D’une réunion à l’autre, je vois que ce groupe qui a peu d’expérience internationale et une connaissance limitée d’autres conflits commence à élargir sa réflexion et à remettre en question certains de ses postulats. Par exemple, au cours des 25 dernières années, les négociateurs israéliens et palestiniens ont tenté de trouver un accord qui mette officiellement un terme au conflit et qui abolisse une fois pour toutes les revendications des deux parties. Pour la droite religieuse israélienne, cette position est très problématique et fait partie d’une solution laïque. Ils veulent mettre fin au massacre, mais la paix qu’ils invoquent dans leurs prières va au-delà. Une paix réelle pour eux est liée à la prophétie d’Isaïe selon laquelle les épées seront transformées en socs de charrue quand un temple sera érigé au lieu où se situe la mosquée Al-Aqsa [Isaïe 2 : 4]. Quand ils se rendent compte que le conflit en Irlande du Nord semble avoir été résolu sans expulser personne de son logement et sans qu’aucune des deux parties ne trahisse fondamentalement ses positions, ils trouvent cela très positif.
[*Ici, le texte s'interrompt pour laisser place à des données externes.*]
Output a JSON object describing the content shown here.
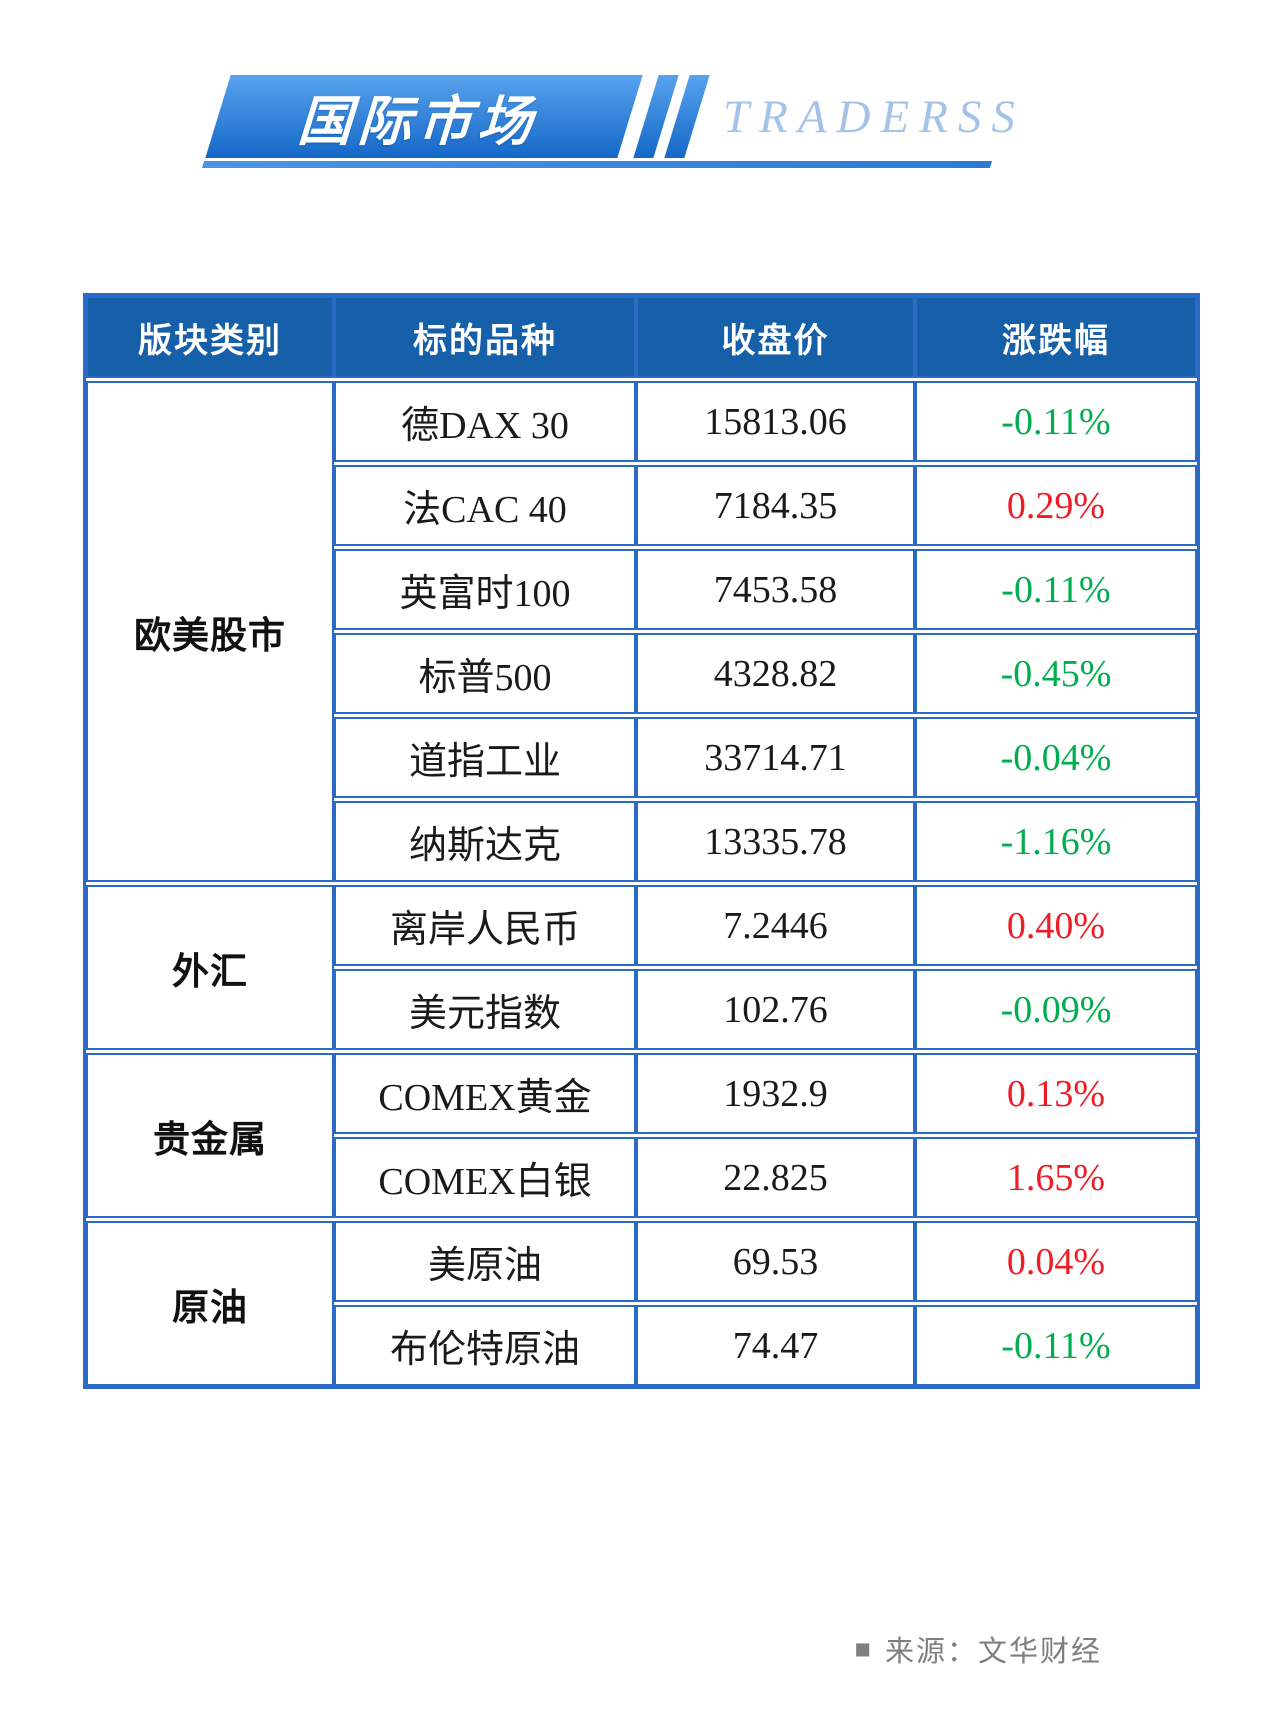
{
  "header": {
    "title": "国际市场",
    "brand": "TRADERSS"
  },
  "chart_data": {
    "type": "table",
    "title": "国际市场",
    "columns": [
      "版块类别",
      "标的品种",
      "收盘价",
      "涨跌幅"
    ],
    "groups": [
      {
        "category": "欧美股市",
        "rows": [
          {
            "name": "德DAX 30",
            "close": "15813.06",
            "change": "-0.11%",
            "direction": "down"
          },
          {
            "name": "法CAC 40",
            "close": "7184.35",
            "change": "0.29%",
            "direction": "up"
          },
          {
            "name": "英富时100",
            "close": "7453.58",
            "change": "-0.11%",
            "direction": "down"
          },
          {
            "name": "标普500",
            "close": "4328.82",
            "change": "-0.45%",
            "direction": "down"
          },
          {
            "name": "道指工业",
            "close": "33714.71",
            "change": "-0.04%",
            "direction": "down"
          },
          {
            "name": "纳斯达克",
            "close": "13335.78",
            "change": "-1.16%",
            "direction": "down"
          }
        ]
      },
      {
        "category": "外汇",
        "rows": [
          {
            "name": "离岸人民币",
            "close": "7.2446",
            "change": "0.40%",
            "direction": "up"
          },
          {
            "name": "美元指数",
            "close": "102.76",
            "change": "-0.09%",
            "direction": "down"
          }
        ]
      },
      {
        "category": "贵金属",
        "rows": [
          {
            "name": "COMEX黄金",
            "close": "1932.9",
            "change": "0.13%",
            "direction": "up"
          },
          {
            "name": "COMEX白银",
            "close": "22.825",
            "change": "1.65%",
            "direction": "up"
          }
        ]
      },
      {
        "category": "原油",
        "rows": [
          {
            "name": "美原油",
            "close": "69.53",
            "change": "0.04%",
            "direction": "up"
          },
          {
            "name": "布伦特原油",
            "close": "74.47",
            "change": "-0.11%",
            "direction": "down"
          }
        ]
      }
    ],
    "legend_note": "red = up, green = down (Chinese market convention)"
  },
  "footer": {
    "bullet": "■",
    "source": "来源：文华财经"
  },
  "colors": {
    "up": "#ee1c24",
    "down": "#00ae4f",
    "header_fill": "#165fa9",
    "border": "#2b6ac7",
    "brand_text": "#a5c3e8",
    "accent_gradient_start": "#58a3ee",
    "accent_gradient_end": "#1568c8",
    "source_gray": "#7f7f7f"
  }
}
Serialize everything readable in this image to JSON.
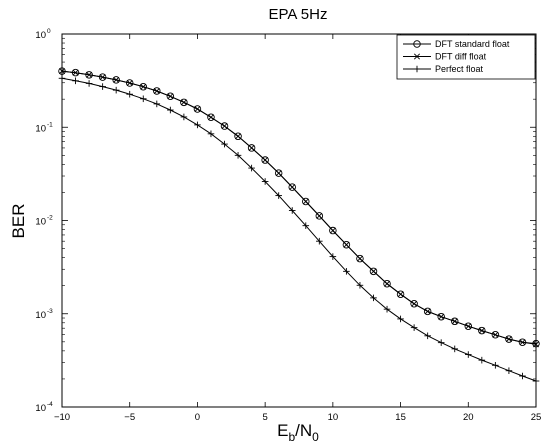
{
  "chart_data": {
    "type": "line",
    "title": "EPA 5Hz",
    "xlabel": {
      "main": "E",
      "sub1": "b",
      "mid": "/N",
      "sub2": "0"
    },
    "ylabel": "BER",
    "xlim": [
      -10,
      25
    ],
    "ylim": [
      0.0001,
      1
    ],
    "yscale": "log",
    "grid": false,
    "legend_position": "top-right",
    "x_ticks": [
      -10,
      -5,
      0,
      5,
      10,
      15,
      20,
      25
    ],
    "x_tick_labels": [
      "−10",
      "−5",
      "0",
      "5",
      "10",
      "15",
      "20",
      "25"
    ],
    "y_ticks": [
      {
        "value": 1,
        "base": "10",
        "exp": "0"
      },
      {
        "value": 0.1,
        "base": "10",
        "exp": "-1"
      },
      {
        "value": 0.01,
        "base": "10",
        "exp": "-2"
      },
      {
        "value": 0.001,
        "base": "10",
        "exp": "-3"
      },
      {
        "value": 0.0001,
        "base": "10",
        "exp": "-4"
      }
    ],
    "x": [
      -10,
      -9,
      -8,
      -7,
      -6,
      -5,
      -4,
      -3,
      -2,
      -1,
      0,
      1,
      2,
      3,
      4,
      5,
      6,
      7,
      8,
      9,
      10,
      11,
      12,
      13,
      14,
      15,
      16,
      17,
      18,
      19,
      20,
      21,
      22,
      23,
      24,
      25
    ],
    "series": [
      {
        "name": "DFT standard float",
        "marker": "circle",
        "color": "#000000",
        "values": [
          0.4,
          0.385,
          0.365,
          0.345,
          0.322,
          0.298,
          0.272,
          0.245,
          0.215,
          0.185,
          0.157,
          0.128,
          0.103,
          0.08,
          0.06,
          0.0445,
          0.0322,
          0.0228,
          0.016,
          0.0112,
          0.0078,
          0.0055,
          0.0039,
          0.00285,
          0.0021,
          0.00162,
          0.00128,
          0.00106,
          0.00093,
          0.00083,
          0.000735,
          0.00066,
          0.000595,
          0.000535,
          0.000495,
          0.000478
        ]
      },
      {
        "name": "DFT diff float",
        "marker": "x",
        "color": "#000000",
        "values": [
          0.4,
          0.385,
          0.365,
          0.345,
          0.322,
          0.298,
          0.272,
          0.245,
          0.215,
          0.185,
          0.157,
          0.128,
          0.103,
          0.08,
          0.06,
          0.0445,
          0.0322,
          0.0228,
          0.016,
          0.0112,
          0.0078,
          0.0055,
          0.0039,
          0.00285,
          0.0021,
          0.00162,
          0.00128,
          0.00106,
          0.00093,
          0.00083,
          0.000735,
          0.00066,
          0.000595,
          0.000535,
          0.000495,
          0.00047
        ]
      },
      {
        "name": "Perfect float",
        "marker": "plus",
        "color": "#000000",
        "values": [
          0.335,
          0.315,
          0.295,
          0.273,
          0.25,
          0.226,
          0.202,
          0.178,
          0.153,
          0.129,
          0.106,
          0.085,
          0.066,
          0.05,
          0.0365,
          0.0262,
          0.0185,
          0.0128,
          0.0088,
          0.006,
          0.0041,
          0.00285,
          0.00202,
          0.00148,
          0.00112,
          0.00088,
          0.00071,
          0.00058,
          0.00049,
          0.00042,
          0.000365,
          0.000318,
          0.00028,
          0.000245,
          0.000215,
          0.00019
        ]
      }
    ]
  }
}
En d’autres termes, mes compagnons de voyage comprennent ce que représente cet accord pour les Irlandais qui, après des siècles de violence, pensaient que c’était chose impossible. Ils se rendent compte que le « statut final » peut attendre et qu’on peut trouver des compromis et des positions intermédiaires si l’on ne foule pas aux pieds la simple possibilité de la paix pour laquelle ils prient. La droite religieuse nationale, du moins d’après les représentants présents dans le groupe, est divisée sur les objectifs à atteindre. Certains affirment qu’il faut trouver un modus vivendi avec les Palestiniens, sans qu’il faille obtenir une victoire sur eux, mais sans accepter non plus d’abandonner indéfiniment les revendications territoriales. D’autres estiment que les Palestiniens doivent être totalement vaincus, que le seul obstacle est le manque de volonté d’Israël. Ils pensent que la discussion portant sur une solution à deux États, même si elle ne se concrétise jamais, laisse aux Palestiniens l’espoir de voir naitre un jour un État palestinien, et que tout traitement distinct des « implantations » par l’État israélien est terriblement néfaste. Ils déclarent qu’il faut faire comprendre aux Palestiniens qu’il n’y aura pas d’État palestinien et qu’ils doivent accepter de vivre sous l’autorité juive avec des « droits égaux, à l’exception du droit de vote ». Évidemment, il ne s’agit plus de droits égaux, mais c’est ainsi qu’ils le formulent.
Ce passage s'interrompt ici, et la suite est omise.